Les heures passaient lentement, et la température dans l'ascenseur montait – littéralement et figurativement. Marek a enlevé sa veste, remontant les manches de sa chemise, révélant ses avant-bras musclés. J'ai défait le bouton du haut de mon chemisier, sentant la sueur couler dans mon dos. La conversation a dévié vers des sujets plus personnels.

– Tu as un petit ami ? – a-t-il demandé, me regardant droit dans les yeux.

– Non, célibataire depuis quelques mois. Et toi ?

– Libre comme l'air. Mais maintenant... coincé avec toi. La meilleure prison de ma vie – a-t-il fait un clin d'œil.

Nous riions, mais la tension sexuelle planait dans l'air comme un brouillard épais. Pour la première fois, je ressentais une telle chimie avec quelqu'un que je connaissais à peine depuis une heure. Nos regards se croisaient de plus en plus souvent, plus longs, plus profonds. Finalement, nos mains se sont entrelacées – par hasard, ou pas.

– Tu es tendue – a-t-il dit doucement, massant ma main avec son pouce. – Laisse-moi t'aider.

J'ai hoché la tête, et il a commencé à masser doucement mes épaules. Son toucher était électrique, chaud, assuré. J'ai fermé les yeux, respirant profondément.

– Marek... c'est... – ai-je murmuré.

– Chut, détends-toi. Nous sommes seuls ici.

Ses mains ont glissé plus bas, sur mon dos, puis mes hanches. J'étais vraiment mouillée entre les jambes, je sentais les pulsations. Je me suis tournée vers lui, nos lèvres étaient à quelques centimètres l'une de l'autre.

– Je veux t'embrasser, Ola – a-t-il avoué d'une voix rauque.

– Fais-le – ai-je répondu sans hésiter.

Notre premier baiser fut comme une explosion. Profond, passionné, avec sa langue s'entremêlant à la mienne. Il m'a légèrement poussée contre le mur de l'ascenseur, son corps collé au mien. Je sentais sa bite dure à travers son pantalon, frottant contre ma cuisse. Mes mains parcouraient son torse, défaisant sa chemise.

– Tu es si sexy – murmurait-il entre les baisers, suçant mon cou.

Nous avons enlevé nos vêtements précipitamment. Ma jupe s'est relevée, ma culotte glissée aux chevilles. Il se tenait là, avec son membre palpitant exposé, épais et long. Je me suis agenouillée devant lui, le regardant de bas en haut avec désir.

– Tu en veux ? – a-t-il demandé.

– Beaucoup – ai-je dit, le prenant en bouche. Je l'ai sucé lentement, léchant ses couilles, entendant ses gémissements. La troisième heure passait, et nous étions dans un autre monde. Il m'a soulevée, me posant sur ses hanches, entrant en moi d'un coup. Il me baisait fort, me tenant par les fesses. Je criais de plaisir, mes ongles s'enfonçaient dans son dos.

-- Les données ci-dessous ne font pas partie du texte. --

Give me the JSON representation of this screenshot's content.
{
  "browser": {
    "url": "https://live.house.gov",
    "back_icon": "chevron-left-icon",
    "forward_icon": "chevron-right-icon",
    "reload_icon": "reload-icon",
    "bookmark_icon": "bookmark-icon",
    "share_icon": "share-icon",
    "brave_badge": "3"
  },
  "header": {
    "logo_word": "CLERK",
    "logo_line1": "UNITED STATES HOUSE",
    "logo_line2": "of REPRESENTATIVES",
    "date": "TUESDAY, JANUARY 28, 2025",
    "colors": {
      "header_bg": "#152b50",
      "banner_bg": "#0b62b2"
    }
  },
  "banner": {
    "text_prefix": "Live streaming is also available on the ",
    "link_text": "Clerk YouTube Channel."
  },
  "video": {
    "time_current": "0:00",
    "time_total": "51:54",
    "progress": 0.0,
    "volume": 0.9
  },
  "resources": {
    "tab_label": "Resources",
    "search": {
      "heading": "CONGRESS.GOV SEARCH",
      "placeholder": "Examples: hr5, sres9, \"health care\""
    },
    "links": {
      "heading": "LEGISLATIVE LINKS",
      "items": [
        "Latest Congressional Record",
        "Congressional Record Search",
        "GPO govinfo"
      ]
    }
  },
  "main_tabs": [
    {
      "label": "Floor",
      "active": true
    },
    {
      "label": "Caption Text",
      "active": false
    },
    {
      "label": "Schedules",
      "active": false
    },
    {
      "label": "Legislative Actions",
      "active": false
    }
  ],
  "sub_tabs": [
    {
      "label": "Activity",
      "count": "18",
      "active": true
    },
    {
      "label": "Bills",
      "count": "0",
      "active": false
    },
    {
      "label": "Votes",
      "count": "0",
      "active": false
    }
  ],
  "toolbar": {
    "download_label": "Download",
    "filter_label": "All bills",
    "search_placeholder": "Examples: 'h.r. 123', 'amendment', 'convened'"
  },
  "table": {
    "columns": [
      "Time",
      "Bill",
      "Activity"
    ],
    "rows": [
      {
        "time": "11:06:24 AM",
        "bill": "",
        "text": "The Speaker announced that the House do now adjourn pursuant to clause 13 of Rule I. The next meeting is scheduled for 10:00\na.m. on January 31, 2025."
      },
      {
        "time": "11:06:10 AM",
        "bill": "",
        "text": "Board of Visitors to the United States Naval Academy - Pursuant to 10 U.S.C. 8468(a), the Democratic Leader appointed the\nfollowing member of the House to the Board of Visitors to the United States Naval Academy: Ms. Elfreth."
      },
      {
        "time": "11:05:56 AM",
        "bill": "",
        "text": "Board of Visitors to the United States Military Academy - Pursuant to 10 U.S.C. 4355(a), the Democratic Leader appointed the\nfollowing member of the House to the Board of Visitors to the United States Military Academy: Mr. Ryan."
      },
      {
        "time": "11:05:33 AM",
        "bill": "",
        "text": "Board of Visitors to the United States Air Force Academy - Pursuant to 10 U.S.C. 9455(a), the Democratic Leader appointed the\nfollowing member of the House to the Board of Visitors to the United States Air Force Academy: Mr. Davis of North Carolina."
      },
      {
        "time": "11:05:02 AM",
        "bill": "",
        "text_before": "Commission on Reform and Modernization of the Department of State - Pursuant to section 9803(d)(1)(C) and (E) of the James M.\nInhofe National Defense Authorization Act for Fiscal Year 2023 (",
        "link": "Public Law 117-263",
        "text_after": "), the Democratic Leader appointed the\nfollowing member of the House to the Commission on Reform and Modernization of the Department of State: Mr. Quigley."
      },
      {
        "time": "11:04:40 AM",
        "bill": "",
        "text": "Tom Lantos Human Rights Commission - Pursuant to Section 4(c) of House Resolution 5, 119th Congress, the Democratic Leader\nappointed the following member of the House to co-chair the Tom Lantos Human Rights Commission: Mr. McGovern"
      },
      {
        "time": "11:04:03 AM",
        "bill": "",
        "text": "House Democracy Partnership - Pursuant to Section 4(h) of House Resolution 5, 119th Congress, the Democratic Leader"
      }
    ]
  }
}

– Tu es si serrée... si mouillée pour moi – grognait-il.

C'était fou, mais consenti, nous le voulions tous les deux.

Apogée du plaisir et fin satisfaisante après plusieurs heures dans l'ascenseur

L'ascenseur était toujours immobile, mais nous ne pouvions pas nous arrêter. Après la position debout, Marek m'a allongée par terre, entrant dans ma chatte par derrière. J'étais à quatre pattes, et il me prenait fort, claquant mes fesses.

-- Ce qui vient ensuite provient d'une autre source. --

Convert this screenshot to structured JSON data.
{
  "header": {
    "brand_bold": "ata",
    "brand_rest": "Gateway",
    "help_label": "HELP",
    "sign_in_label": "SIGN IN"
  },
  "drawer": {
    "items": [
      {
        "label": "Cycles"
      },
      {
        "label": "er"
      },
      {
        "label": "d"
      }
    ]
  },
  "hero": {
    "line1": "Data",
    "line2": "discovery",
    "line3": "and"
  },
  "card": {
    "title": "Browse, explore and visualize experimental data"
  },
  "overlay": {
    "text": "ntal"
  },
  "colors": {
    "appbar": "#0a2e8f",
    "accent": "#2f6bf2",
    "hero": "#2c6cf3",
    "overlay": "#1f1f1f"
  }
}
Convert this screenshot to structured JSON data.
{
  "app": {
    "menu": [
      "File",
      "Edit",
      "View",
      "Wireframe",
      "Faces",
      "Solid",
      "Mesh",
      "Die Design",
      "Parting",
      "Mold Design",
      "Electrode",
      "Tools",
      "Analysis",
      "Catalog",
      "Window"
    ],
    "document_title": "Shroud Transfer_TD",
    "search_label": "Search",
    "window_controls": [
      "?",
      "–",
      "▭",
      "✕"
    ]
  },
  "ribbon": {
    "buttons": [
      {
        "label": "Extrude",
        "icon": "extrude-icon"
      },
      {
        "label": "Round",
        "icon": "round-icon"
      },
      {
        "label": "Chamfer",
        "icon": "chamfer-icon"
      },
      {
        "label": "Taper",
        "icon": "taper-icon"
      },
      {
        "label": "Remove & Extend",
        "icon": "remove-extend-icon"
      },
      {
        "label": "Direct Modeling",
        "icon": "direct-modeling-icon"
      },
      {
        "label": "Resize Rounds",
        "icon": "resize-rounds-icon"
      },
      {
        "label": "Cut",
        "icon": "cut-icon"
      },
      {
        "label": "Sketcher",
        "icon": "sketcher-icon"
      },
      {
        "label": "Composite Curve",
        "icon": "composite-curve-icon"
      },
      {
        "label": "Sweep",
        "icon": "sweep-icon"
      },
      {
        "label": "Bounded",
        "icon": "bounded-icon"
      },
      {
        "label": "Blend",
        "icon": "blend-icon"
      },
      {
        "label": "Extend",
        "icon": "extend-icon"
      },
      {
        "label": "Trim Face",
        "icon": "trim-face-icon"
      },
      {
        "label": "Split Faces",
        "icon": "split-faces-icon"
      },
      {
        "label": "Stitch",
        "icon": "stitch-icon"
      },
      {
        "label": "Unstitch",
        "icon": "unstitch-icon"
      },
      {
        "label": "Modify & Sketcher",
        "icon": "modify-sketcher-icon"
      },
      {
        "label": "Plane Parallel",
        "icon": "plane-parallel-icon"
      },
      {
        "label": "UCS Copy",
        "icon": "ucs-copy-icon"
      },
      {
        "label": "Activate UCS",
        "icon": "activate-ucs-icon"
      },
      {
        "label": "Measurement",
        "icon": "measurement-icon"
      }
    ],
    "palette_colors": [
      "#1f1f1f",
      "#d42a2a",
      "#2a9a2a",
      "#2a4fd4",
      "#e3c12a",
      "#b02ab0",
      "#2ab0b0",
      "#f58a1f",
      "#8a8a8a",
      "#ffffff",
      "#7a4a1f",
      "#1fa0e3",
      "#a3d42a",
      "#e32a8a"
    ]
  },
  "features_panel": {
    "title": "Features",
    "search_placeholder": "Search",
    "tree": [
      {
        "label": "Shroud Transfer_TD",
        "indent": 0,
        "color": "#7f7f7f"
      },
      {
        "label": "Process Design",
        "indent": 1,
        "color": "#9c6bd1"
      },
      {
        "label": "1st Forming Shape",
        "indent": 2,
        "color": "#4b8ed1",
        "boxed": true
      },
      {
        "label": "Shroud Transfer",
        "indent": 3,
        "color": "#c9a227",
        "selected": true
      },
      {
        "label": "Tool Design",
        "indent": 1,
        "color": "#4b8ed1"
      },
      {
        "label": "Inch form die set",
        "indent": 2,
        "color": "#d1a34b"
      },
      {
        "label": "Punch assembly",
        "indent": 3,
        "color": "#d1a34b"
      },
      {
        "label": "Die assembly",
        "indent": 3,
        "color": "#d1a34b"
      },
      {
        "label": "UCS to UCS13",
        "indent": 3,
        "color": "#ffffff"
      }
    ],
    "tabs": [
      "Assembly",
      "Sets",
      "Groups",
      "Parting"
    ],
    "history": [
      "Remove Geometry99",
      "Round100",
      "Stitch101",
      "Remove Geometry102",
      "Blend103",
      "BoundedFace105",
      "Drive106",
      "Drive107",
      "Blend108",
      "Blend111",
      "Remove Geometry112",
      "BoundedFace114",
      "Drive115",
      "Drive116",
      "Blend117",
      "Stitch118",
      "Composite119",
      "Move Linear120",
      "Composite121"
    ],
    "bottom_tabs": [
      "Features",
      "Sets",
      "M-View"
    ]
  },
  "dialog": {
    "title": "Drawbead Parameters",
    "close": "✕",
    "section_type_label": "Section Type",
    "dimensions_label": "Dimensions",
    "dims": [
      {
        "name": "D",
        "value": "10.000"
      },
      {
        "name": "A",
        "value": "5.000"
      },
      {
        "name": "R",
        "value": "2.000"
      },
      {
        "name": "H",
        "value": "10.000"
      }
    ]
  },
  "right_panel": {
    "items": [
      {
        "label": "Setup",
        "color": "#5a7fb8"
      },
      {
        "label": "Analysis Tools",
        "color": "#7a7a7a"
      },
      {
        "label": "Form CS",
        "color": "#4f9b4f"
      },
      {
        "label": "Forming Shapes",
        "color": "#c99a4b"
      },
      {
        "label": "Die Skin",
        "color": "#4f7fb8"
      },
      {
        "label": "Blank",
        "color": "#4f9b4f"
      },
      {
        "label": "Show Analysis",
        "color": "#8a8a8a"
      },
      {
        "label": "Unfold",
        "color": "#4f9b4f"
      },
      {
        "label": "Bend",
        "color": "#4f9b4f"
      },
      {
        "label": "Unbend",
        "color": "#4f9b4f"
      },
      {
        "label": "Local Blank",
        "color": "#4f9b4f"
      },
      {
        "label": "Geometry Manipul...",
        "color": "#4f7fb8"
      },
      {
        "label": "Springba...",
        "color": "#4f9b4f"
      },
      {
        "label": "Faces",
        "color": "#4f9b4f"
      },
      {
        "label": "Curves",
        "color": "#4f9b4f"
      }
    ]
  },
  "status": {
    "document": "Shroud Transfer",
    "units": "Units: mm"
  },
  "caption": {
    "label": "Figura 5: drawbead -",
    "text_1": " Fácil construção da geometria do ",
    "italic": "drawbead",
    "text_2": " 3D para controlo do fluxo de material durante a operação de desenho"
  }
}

– Tu aimes ça rude ? – a-t-il demandé, tirant sur mes cheveux.

– Oui, baise-moi plus fort ! – ai-je gémi.

Ses mouvements étaient rythmés, profonds, touchant le point G. Je sentais l'orgasme arriver par vagues. Pour la première fois de ma vie, j'ai joui si intensément dans un endroit si inhabituel. Je criais, tremblant, et il ne ralentissait pas.

– Ola, tu es incroyable... je vais jouir ! – a-t-il prévenu.

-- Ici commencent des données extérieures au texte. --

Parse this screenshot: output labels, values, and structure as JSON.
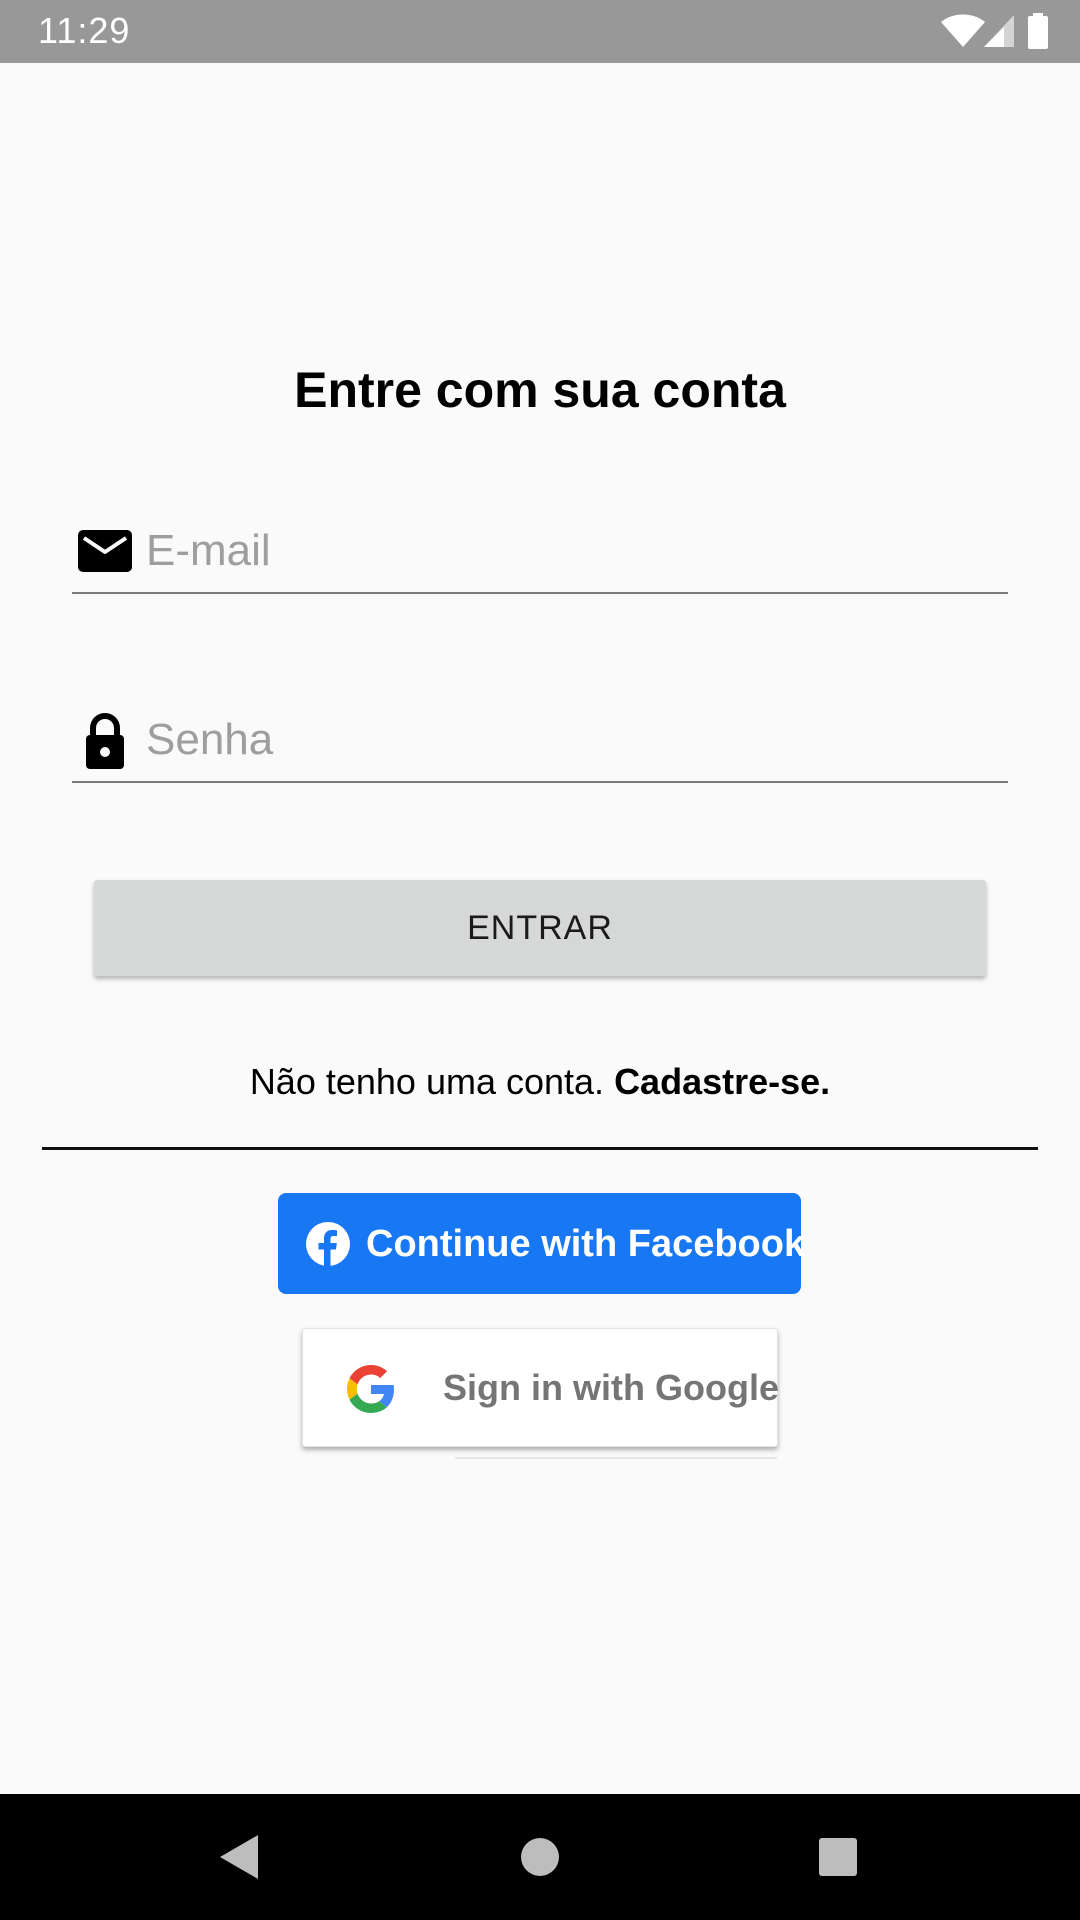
{
  "status_bar": {
    "time": "11:29",
    "icons": [
      "wifi-icon",
      "cellular-signal-icon",
      "battery-icon"
    ]
  },
  "login": {
    "title": "Entre com sua conta",
    "email_placeholder": "E-mail",
    "email_value": "",
    "email_icon": "mail-icon",
    "password_placeholder": "Senha",
    "password_value": "",
    "password_icon": "lock-icon",
    "submit_label": "ENTRAR",
    "signup_prompt": "Não tenho uma conta.",
    "signup_link": "Cadastre-se."
  },
  "social": {
    "facebook_label": "Continue with Facebook",
    "facebook_color": "#1877F2",
    "google_label": "Sign in with Google"
  },
  "nav_bar": {
    "buttons": [
      "back-icon",
      "home-icon",
      "recents-icon"
    ]
  }
}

– À l'intérieur, je veux le sentir – ai-je supplié.

Il m'a remplie de son sperme chaud, pulsant en moi. Nous nous sommes effondrés épuisés, haletants. Il m'a serrée fort, m'embrassant le front.

– C'était la meilleure panne ever – a-t-il ri.

– Je suis d'accord. Je n'oublierai jamais.

Quelques minutes plus tard, nous avons entendu des pas et des voix de sauveteurs. L'ascenseur a redémarré, les portes se sont ouvertes au rez-de-chaussée. Nous nous sommes rhabillés vite, rougissant. Nous avons échangé nos numéros de téléphone.

– Tu appelleras ? – ai-je demandé.

– Promis. Ce n'est pas fini – a-t-il fait un clin d'œil.

Nous sommes sortis dehors, l'air frais nous a frappés. J'étais vraiment heureuse – cette panne avait transformé une soirée ennuyeuse en aventure érotique de ma vie. Nous nous sommes revus plusieurs fois après, mais cette première nuit dans l'ascenseur est restée la plus intense. Parfois, je repense à ce picotement, à l'odeur de sa peau et au goût du plaisir dans la cage étroite.